Como mujer escritora, puedo imaginar los malabarismos de Miguel Delibes para trabajar en una casa con siete hijos. Y lo mucho que Ángeles, su esposa, debía quererle y creer en él cuando cogió sus ahorros y compró el ático del edificio en el que vivían. Todo para que el escritor dispusiera del espacio y el silencio que necesitaba, lejos del trasiego de los niños y lo doméstico. Embargado por la gratitud y la emoción, don Miguel subió ese primer día a su flamante santuario, dispuesto a escribir una gran obra, ya por fin, en las mejores condiciones... y no fue capaz. Hasta aquí lo que me contó Antonio Basanta, que escuchó la anécdota del propio Delibes entre risas explosivas y socarronas.
Ahora, yo me imagino el desconcierto inicial de Ángeles, pero también el regocijo y el amor que sentiría por ese hombre que tanto necesitaba a su familia para crear. Porque ellos eran un equipo que él reconocía. Compañeros de vida. Inseparables. Y, desde esta anécdota, se explica también una obra profundamente humanista, de personajes originales y verdaderos, de una autenticidad que salta la página. Igual que su manera de vivir.

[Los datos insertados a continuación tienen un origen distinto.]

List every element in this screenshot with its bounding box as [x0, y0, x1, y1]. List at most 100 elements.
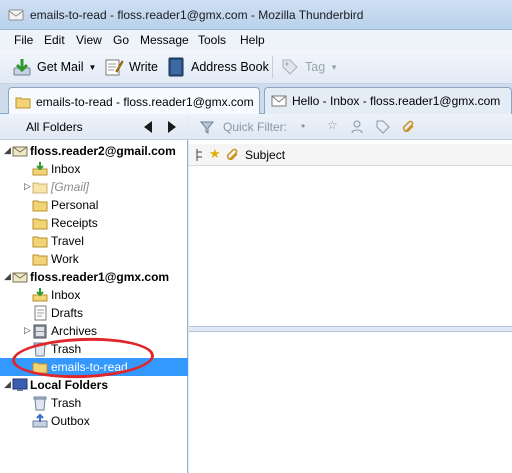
collapse-triangle-icon[interactable]: ◢ [3, 380, 12, 389]
get-mail-dropdown-icon[interactable]: ▼ [89, 63, 97, 72]
title-bar: emails-to-read - floss.reader1@gmx.com -… [0, 0, 512, 30]
toolbar-separator [272, 56, 273, 78]
menu-go[interactable]: Go [113, 33, 129, 47]
folder-receipts[interactable]: Receipts [0, 214, 188, 232]
unread-filter-icon[interactable]: • [301, 119, 305, 133]
folder-label: emails-to-read [51, 360, 128, 374]
folder-travel[interactable]: Travel [0, 232, 188, 250]
star-column-icon[interactable]: ★ [209, 146, 221, 162]
tab-emails-to-read[interactable]: emails-to-read - floss.reader1@gmx.com [8, 87, 260, 115]
folder-gmail[interactable]: ▷ [Gmail] [0, 178, 188, 196]
address-book-label: Address Book [191, 60, 269, 74]
account-gmail[interactable]: ◢ floss.reader2@gmail.com [0, 142, 188, 160]
get-mail-button[interactable]: Get Mail ▼ [12, 54, 96, 80]
previous-view-arrow-icon[interactable] [144, 121, 152, 133]
tag-dropdown-icon[interactable]: ▼ [330, 63, 338, 72]
write-label: Write [129, 60, 158, 74]
thunderbird-app-icon [8, 9, 24, 21]
get-mail-label: Get Mail [37, 60, 84, 74]
mail-account-icon [12, 146, 28, 157]
tag-filter-icon[interactable] [375, 119, 391, 135]
folder-inbox[interactable]: Inbox [0, 160, 188, 178]
account-gmx[interactable]: ◢ floss.reader1@gmx.com [0, 268, 188, 286]
account-label: floss.reader1@gmx.com [30, 270, 170, 284]
folder-inbox[interactable]: Inbox [0, 286, 188, 304]
folder-personal[interactable]: Personal [0, 196, 188, 214]
folder-label: Outbox [51, 414, 90, 428]
trash-icon [33, 396, 47, 411]
thread-pane-header: ★ Subject [189, 144, 512, 166]
thread-column-icon[interactable] [195, 148, 207, 162]
write-button[interactable]: Write [104, 54, 158, 80]
next-view-arrow-icon[interactable] [168, 121, 176, 133]
write-icon [105, 59, 124, 76]
folder-emails-to-read[interactable]: emails-to-read [0, 358, 188, 376]
folder-drafts[interactable]: Drafts [0, 304, 188, 322]
menu-edit[interactable]: Edit [44, 33, 65, 47]
menu-help[interactable]: Help [240, 33, 265, 47]
quick-filter-bar: Quick Filter: • ☆ [189, 114, 512, 140]
folder-view-selector[interactable]: All Folders [26, 120, 83, 134]
tag-button[interactable]: Tag ▼ [280, 54, 338, 80]
quick-filter-icon[interactable] [199, 119, 215, 135]
folder-outbox[interactable]: Outbox [0, 412, 188, 430]
tag-icon [282, 59, 298, 75]
main-toolbar: Get Mail ▼ Write Address Book Tag ▼ [0, 50, 512, 84]
folder-label: Receipts [51, 216, 98, 230]
message-area: Quick Filter: • ☆ ★ Subject [189, 114, 512, 473]
menu-file[interactable]: File [14, 33, 33, 47]
folder-icon [32, 254, 48, 266]
attachment-filter-icon[interactable] [401, 119, 417, 135]
folder-label: Work [51, 252, 79, 266]
outbox-icon [32, 413, 48, 428]
folder-label: Inbox [51, 162, 81, 176]
folder-trash[interactable]: Trash [0, 394, 188, 412]
envelope-icon [271, 95, 287, 107]
folder-label: Trash [51, 396, 82, 410]
window-title: emails-to-read - floss.reader1@gmx.com -… [30, 8, 364, 22]
folder-work[interactable]: Work [0, 250, 188, 268]
folder-icon [32, 362, 48, 374]
folder-icon [32, 218, 48, 230]
address-book-button[interactable]: Address Book [166, 54, 269, 80]
folder-icon [32, 182, 48, 194]
address-book-icon [168, 57, 184, 77]
inbox-icon [32, 162, 48, 176]
account-label: floss.reader2@gmail.com [30, 144, 176, 158]
tag-label: Tag [305, 60, 326, 74]
menu-message[interactable]: Message [140, 33, 189, 47]
folder-label: [Gmail] [51, 180, 90, 194]
contact-filter-icon[interactable] [349, 119, 365, 135]
menu-tools[interactable]: Tools [198, 33, 226, 47]
menu-bar: File Edit View Go Message Tools Help [0, 30, 512, 50]
inbox-icon [32, 288, 48, 302]
folder-label: Travel [51, 234, 84, 248]
folder-pane: All Folders ◢ floss.reader2@gmail.com In… [0, 114, 188, 473]
menu-view[interactable]: View [76, 33, 102, 47]
tab-strip: emails-to-read - floss.reader1@gmx.com H… [0, 84, 512, 115]
folder-archives[interactable]: ▷ Archives [0, 322, 188, 340]
expand-triangle-icon[interactable]: ▷ [23, 326, 32, 335]
message-preview-pane [189, 332, 512, 473]
folder-label: Archives [51, 324, 98, 338]
folder-label: Inbox [51, 288, 81, 302]
quick-filter-label: Quick Filter: [223, 120, 288, 134]
collapse-triangle-icon[interactable]: ◢ [3, 272, 12, 281]
folder-label: Personal [51, 198, 99, 212]
folder-label: Drafts [51, 306, 84, 320]
account-label: Local Folders [30, 378, 109, 392]
tab-label: emails-to-read - floss.reader1@gmx.com [36, 94, 254, 109]
thread-list[interactable] [189, 166, 512, 326]
starred-filter-icon[interactable]: ☆ [327, 118, 338, 132]
account-local-folders[interactable]: ◢ Local Folders [0, 376, 188, 394]
attachment-column-icon[interactable] [226, 148, 240, 162]
tab-label: Hello - Inbox - floss.reader1@gmx.com [292, 94, 501, 108]
collapse-triangle-icon[interactable]: ◢ [3, 146, 12, 155]
subject-column-header[interactable]: Subject [245, 148, 285, 162]
expand-triangle-icon[interactable]: ▷ [23, 182, 32, 191]
drafts-icon [34, 305, 47, 321]
mail-account-icon [12, 272, 28, 283]
folder-trash[interactable]: Trash [0, 340, 188, 358]
tab-hello-inbox[interactable]: Hello - Inbox - floss.reader1@gmx.com [264, 87, 512, 114]
folder-icon [32, 200, 48, 212]
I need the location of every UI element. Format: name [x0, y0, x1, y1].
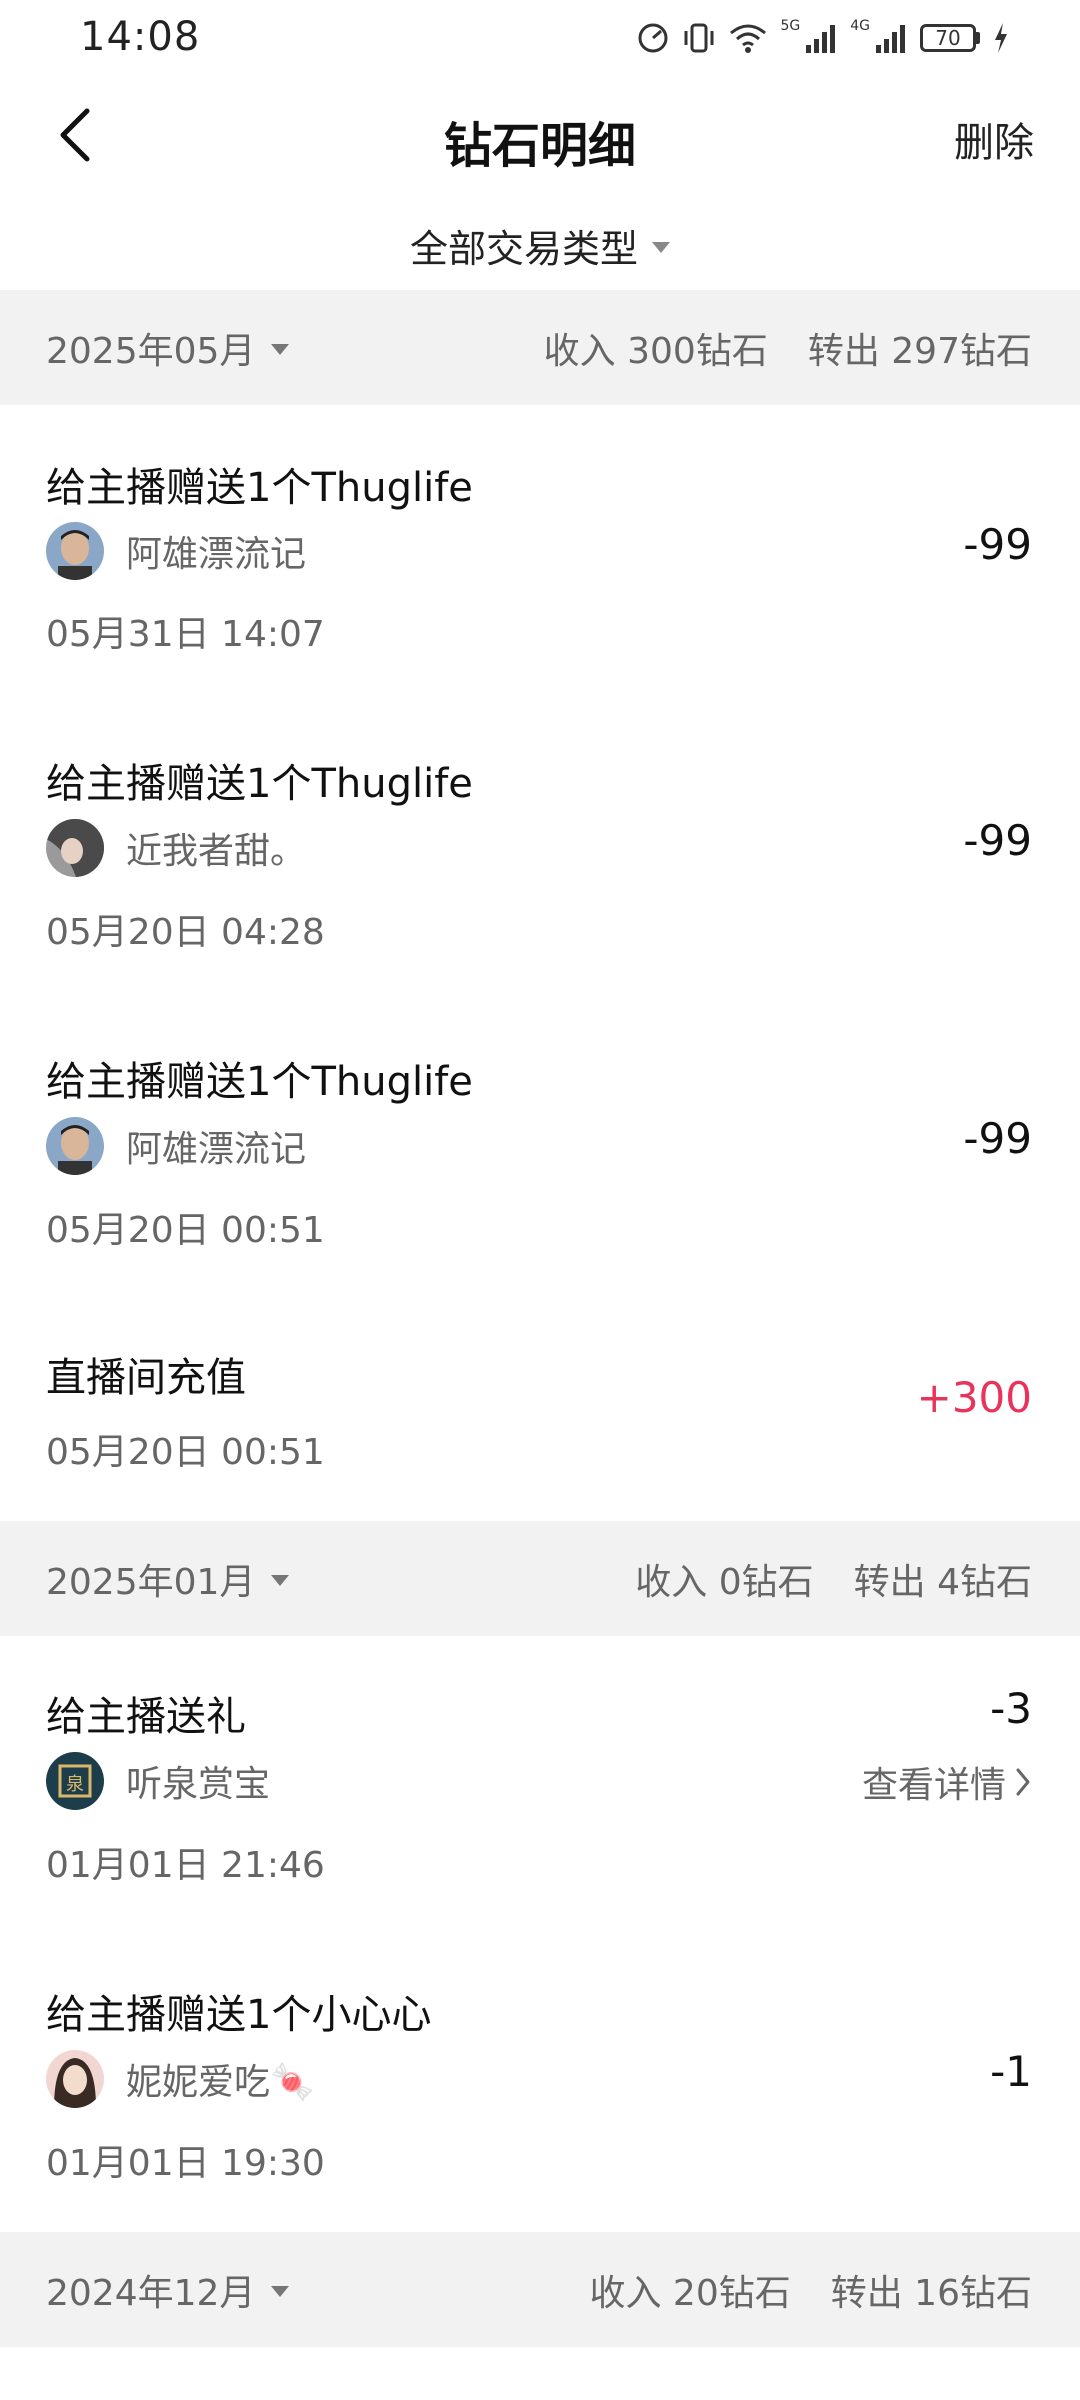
transaction-title: 给主播赠送1个Thuglife — [46, 761, 473, 807]
user-name: 近我者甜。 — [126, 831, 307, 872]
transaction-title: 给主播赠送1个小心心 — [46, 1992, 432, 2038]
transaction-row[interactable]: 给主播赠送1个Thuglife 近我者甜。 05月20日 04:28 -99 — [0, 703, 1080, 1001]
month-income: 收入 0钻石 — [635, 1561, 814, 1603]
user-name: 阿雄漂流记 — [126, 534, 307, 575]
caret-down-icon — [271, 1575, 290, 1586]
transaction-user: 阿雄漂流记 — [46, 522, 306, 580]
transaction-title: 给主播送礼 — [46, 1694, 246, 1740]
transaction-time: 05月20日 00:51 — [46, 1210, 325, 1251]
vibrate-icon — [684, 23, 714, 53]
month-income: 收入 300钻石 — [543, 330, 768, 372]
wifi-icon — [730, 24, 767, 53]
speed-icon — [638, 23, 668, 53]
transaction-row[interactable]: 给主播赠送1个小心心 妮妮爱吃🍬 01月01日 19:30 -1 — [0, 1934, 1080, 2232]
user-name: 妮妮爱吃🍬 — [126, 2062, 315, 2103]
transaction-amount: -99 — [963, 816, 1032, 865]
status-time: 14:08 — [80, 14, 201, 60]
transaction-time: 05月20日 04:28 — [46, 912, 325, 953]
month-header: 2025年01月 收入 0钻石 转出 4钻石 — [0, 1521, 1080, 1636]
avatar — [46, 522, 104, 580]
transaction-user: 近我者甜。 — [46, 819, 306, 877]
view-details-link[interactable]: 查看详情 — [862, 1756, 1032, 1808]
transaction-amount: -99 — [963, 1114, 1032, 1163]
battery-icon: 70 — [920, 24, 980, 52]
transaction-amount: +300 — [916, 1373, 1032, 1422]
net-4g-label: 4G — [850, 18, 870, 34]
transaction-row[interactable]: 给主播赠送1个Thuglife 阿雄漂流记 05月20日 00:51 -99 — [0, 1001, 1080, 1299]
page-title: 钻石明细 — [443, 118, 636, 174]
filter-label: 全部交易类型 — [409, 226, 638, 271]
month-stats: 收入 0钻石 转出 4钻石 — [635, 1553, 1032, 1605]
transaction-title: 直播间充值 — [46, 1355, 246, 1401]
caret-down-icon — [652, 241, 670, 253]
user-name: 阿雄漂流记 — [126, 1129, 307, 1170]
transaction-row[interactable]: 给主播赠送1个Thuglife 阿雄漂流记 05月31日 14:07 -99 — [0, 405, 1080, 703]
header: 钻石明细 删除 — [0, 80, 1080, 190]
month-selector[interactable]: 2024年12月 — [46, 2264, 290, 2316]
avatar: 泉 — [46, 1752, 104, 1810]
transaction-time: 05月20日 00:51 — [46, 1432, 325, 1473]
transaction-user: 妮妮爱吃🍬 — [46, 2050, 315, 2108]
transaction-type-filter[interactable]: 全部交易类型 — [0, 200, 1080, 290]
charging-icon — [995, 23, 1007, 53]
caret-down-icon — [271, 344, 290, 355]
avatar — [46, 1117, 104, 1175]
month-header: 2024年12月 收入 20钻石 转出 16钻石 — [0, 2232, 1080, 2347]
month-stats: 收入 20钻石 转出 16钻石 — [589, 2264, 1032, 2316]
transaction-title: 给主播赠送1个Thuglife — [46, 1059, 473, 1105]
transaction-user: 阿雄漂流记 — [46, 1117, 306, 1175]
chevron-right-icon — [1016, 1768, 1030, 1796]
battery-level: 70 — [920, 24, 976, 52]
transaction-amount: -99 — [963, 520, 1032, 569]
month-income: 收入 20钻石 — [589, 2272, 791, 2314]
svg-text:泉: 泉 — [66, 1774, 84, 1795]
net-5g-label: 5G — [780, 18, 801, 34]
transaction-time: 05月31日 14:07 — [46, 614, 325, 655]
avatar — [46, 2050, 104, 2108]
transaction-row[interactable]: 给主播送礼 泉 听泉赏宝 01月01日 21:46 -3 查看详情 — [0, 1636, 1080, 1934]
transaction-row[interactable]: 直播间充值 05月20日 00:51 +300 — [0, 1299, 1080, 1521]
month-selector[interactable]: 2025年05月 — [46, 322, 290, 374]
month-label: 2025年01月 — [46, 1561, 256, 1603]
status-bar: 14:08 5G 4G 70 — [0, 0, 1080, 80]
month-outgo: 转出 4钻石 — [853, 1561, 1032, 1603]
month-label: 2024年12月 — [46, 2272, 256, 2314]
caret-down-icon — [271, 2286, 290, 2297]
transaction-time: 01月01日 21:46 — [46, 1845, 325, 1886]
month-header: 2025年05月 收入 300钻石 转出 297钻石 — [0, 290, 1080, 405]
user-name: 听泉赏宝 — [126, 1764, 271, 1805]
transaction-user: 泉 听泉赏宝 — [46, 1752, 270, 1810]
delete-button[interactable]: 删除 — [954, 110, 1034, 168]
status-icons: 5G 4G 70 — [636, 18, 1010, 58]
month-stats: 收入 300钻石 转出 297钻石 — [544, 322, 1032, 374]
month-outgo: 转出 16钻石 — [830, 2272, 1032, 2314]
signal-icon-2 — [876, 25, 905, 53]
transaction-amount: -1 — [990, 2047, 1032, 2096]
transaction-amount: -3 — [990, 1684, 1032, 1733]
transaction-time: 01月01日 19:30 — [46, 2143, 325, 2184]
month-label: 2025年05月 — [46, 330, 256, 372]
month-selector[interactable]: 2025年01月 — [46, 1553, 290, 1605]
avatar — [46, 819, 104, 877]
view-details-label: 查看详情 — [861, 1765, 1006, 1806]
transaction-title: 给主播赠送1个Thuglife — [46, 465, 473, 511]
signal-icon — [806, 25, 836, 53]
month-outgo: 转出 297钻石 — [807, 330, 1032, 372]
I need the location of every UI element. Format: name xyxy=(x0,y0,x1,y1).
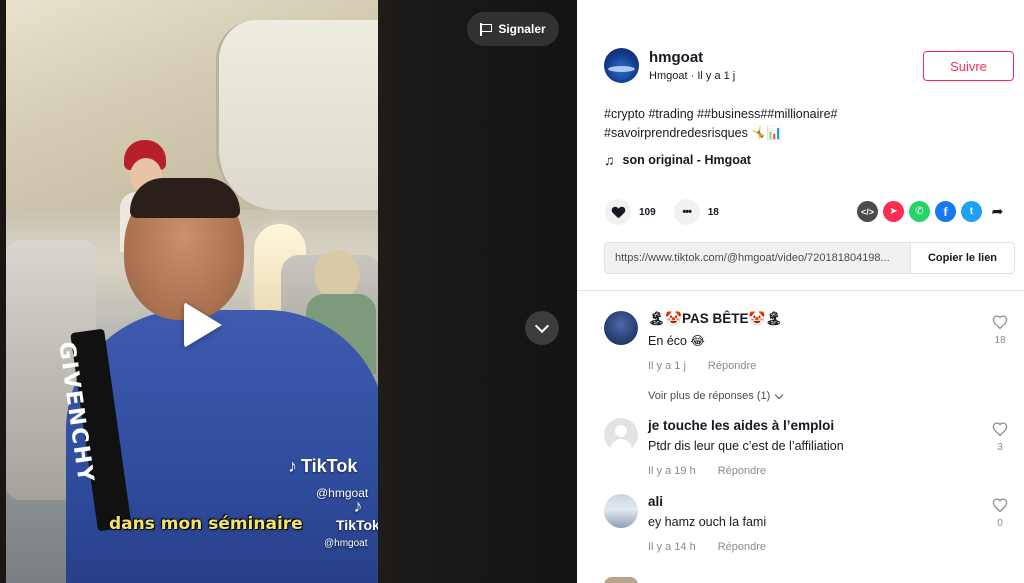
comment-meta: Il y a 19 h Répondre xyxy=(648,465,968,477)
watermark-handle-small: @hmgoat xyxy=(324,538,368,549)
author-info[interactable]: hmgoat Hmgoat · Il y a 1 j xyxy=(604,48,735,83)
report-label: Signaler xyxy=(498,22,546,36)
comment-author[interactable]: ali xyxy=(648,494,968,509)
heart-icon xyxy=(612,207,624,218)
tiktok-watermark: ♪ TikTok xyxy=(288,456,357,477)
comment-meta: Il y a 14 h Répondre xyxy=(648,541,968,553)
comment-avatar[interactable] xyxy=(604,494,638,528)
comment-body: 🏝🤡PAS BÊTE🤡🏝 En éco 😂 Il y a 1 j Répondr… xyxy=(648,311,968,372)
heart-outline-icon[interactable] xyxy=(992,498,1008,513)
details-panel: hmgoat Hmgoat · Il y a 1 j Suivre #crypt… xyxy=(577,0,1024,583)
description-line[interactable]: #crypto #trading ##business##millionaire… xyxy=(604,105,904,124)
heart-outline-icon[interactable] xyxy=(992,422,1008,437)
video-stage: GIVENCHY ♪ TikTok @hmgoat ♪ TikTok @hmgo… xyxy=(0,0,577,583)
heart-outline-icon[interactable] xyxy=(992,315,1008,330)
report-button[interactable]: Signaler xyxy=(467,12,559,46)
copy-link-box: https://www.tiktok.com/@hmgoat/video/720… xyxy=(604,242,1015,274)
comment-text: Ptdr dis leur que c’est de l’affiliation xyxy=(648,439,844,453)
reply-button[interactable]: Répondre xyxy=(718,465,766,477)
music-note-icon: ♫ xyxy=(604,152,615,168)
music-link[interactable]: ♫ son original - Hmgoat xyxy=(604,152,751,168)
reply-button[interactable]: Répondre xyxy=(708,360,756,372)
comment-time: Il y a 19 h xyxy=(648,465,696,477)
comment-like-count: 0 xyxy=(997,518,1003,529)
whatsapp-icon[interactable]: ✆ xyxy=(909,201,930,222)
comment-button[interactable]: ••• xyxy=(673,199,700,225)
comment-meta: Il y a 1 j Répondre xyxy=(648,360,968,372)
man-hair xyxy=(130,178,240,218)
tiktok-logo-icon: ♪ xyxy=(288,456,297,476)
comment-avatar-partial xyxy=(604,577,638,583)
comment-time: Il y a 1 j xyxy=(648,360,686,372)
comment-icon: ••• xyxy=(682,206,692,218)
next-video-button[interactable] xyxy=(525,311,559,345)
comment-body: ali ey hamz ouch la fami Il y a 14 h Rép… xyxy=(648,494,968,553)
comment-author[interactable]: 🏝🤡PAS BÊTE🤡🏝 xyxy=(648,311,968,327)
follow-button[interactable]: Suivre xyxy=(923,51,1014,81)
tiktok-logo-icon: ♪ xyxy=(353,496,363,516)
comment-like[interactable]: 18 xyxy=(990,315,1010,346)
video-caption: dans mon séminaire xyxy=(109,514,303,534)
comment-body: je touche les aides à l’emploi Ptdr dis … xyxy=(648,418,968,477)
comment-like[interactable]: 0 xyxy=(990,498,1010,529)
author-display-name: Hmgoat xyxy=(649,70,688,82)
comment-text: ey hamz ouch la fami xyxy=(648,515,767,529)
reply-button[interactable]: Répondre xyxy=(718,541,766,553)
chevron-down-icon xyxy=(775,390,784,399)
like-button[interactable] xyxy=(605,199,631,225)
author-username[interactable]: hmgoat xyxy=(649,49,735,66)
post-time: Il y a 1 j xyxy=(697,70,736,82)
share-arrow-icon[interactable]: ➦ xyxy=(987,201,1008,222)
share-bar: </> ➤ ✆ f t ➦ xyxy=(857,201,1008,222)
view-more-replies-button[interactable]: Voir plus de réponses (1) xyxy=(648,390,784,402)
view-more-replies-label[interactable]: Voir plus de réponses (1) xyxy=(648,390,770,402)
watermark-brand-small: TikTok xyxy=(336,517,378,533)
comment-text: En éco 😂 xyxy=(648,334,705,348)
post-description: #crypto #trading ##business##millionaire… xyxy=(604,105,904,143)
video-url[interactable]: https://www.tiktok.com/@hmgoat/video/720… xyxy=(605,252,910,264)
flag-icon xyxy=(480,22,493,36)
video-player[interactable]: GIVENCHY ♪ TikTok @hmgoat ♪ TikTok @hmgo… xyxy=(6,0,378,583)
comment-avatar[interactable] xyxy=(604,311,638,345)
embed-icon[interactable]: </> xyxy=(857,201,878,222)
tiktok-video-page: GIVENCHY ♪ TikTok @hmgoat ♪ TikTok @hmgo… xyxy=(0,0,1024,583)
facebook-icon[interactable]: f xyxy=(935,201,956,222)
comment-avatar[interactable] xyxy=(604,418,638,452)
chevron-down-icon xyxy=(534,318,550,333)
copy-link-button[interactable]: Copier le lien xyxy=(910,243,1014,273)
tiktok-watermark-small: ♪ TikTok xyxy=(336,496,378,533)
comment-author[interactable]: je touche les aides à l’emploi xyxy=(648,418,968,433)
comment-like-count: 18 xyxy=(994,335,1006,346)
music-title[interactable]: son original - Hmgoat xyxy=(623,153,751,167)
author-avatar[interactable] xyxy=(604,48,639,83)
overhead-bin xyxy=(216,20,378,210)
comment-time: Il y a 14 h xyxy=(648,541,696,553)
play-icon[interactable] xyxy=(184,302,222,348)
comment-like-count: 3 xyxy=(997,442,1003,453)
like-count: 109 xyxy=(639,206,656,218)
post-actions: 109 ••• 18 xyxy=(605,199,737,225)
watermark-brand: TikTok xyxy=(301,456,358,476)
send-icon[interactable]: ➤ xyxy=(883,201,904,222)
twitter-icon[interactable]: t xyxy=(961,201,982,222)
description-line[interactable]: #savoirprendredesrisques 🤸📊 xyxy=(604,124,904,143)
comment-like[interactable]: 3 xyxy=(990,422,1010,453)
comment-list: 🏝🤡PAS BÊTE🤡🏝 En éco 😂 Il y a 1 j Répondr… xyxy=(577,291,1024,583)
author-meta: Hmgoat · Il y a 1 j xyxy=(649,70,735,82)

Delibes sabía que Ángeles era la habitación propia que él necesitaba. Que, sin ella, su obra no hubiera sido lo que fue. En su conmovedor discurso de ingreso en la Real Academia en 1975, un año después de que ella falleciera, la reconoció como «el eje de mi vida y el estímulo de mi obra pero, sobre todas las demás cosas, el punto de referencia de mis pensamientos y actividades».
La muerte de su esposa le sumió en una tremenda depresión que truncó su pluma. Sin embargo, «la desgracia a cuestas», como el llamaba al dolor de la pérdida, terminó con el tiempo convertida en un nuevo propulsor de palabras. Sus novelas, a partir de entonces, fueron las únicas capaces de aliviar y rellenar el enorme hueco que ella había dejado en la habitación.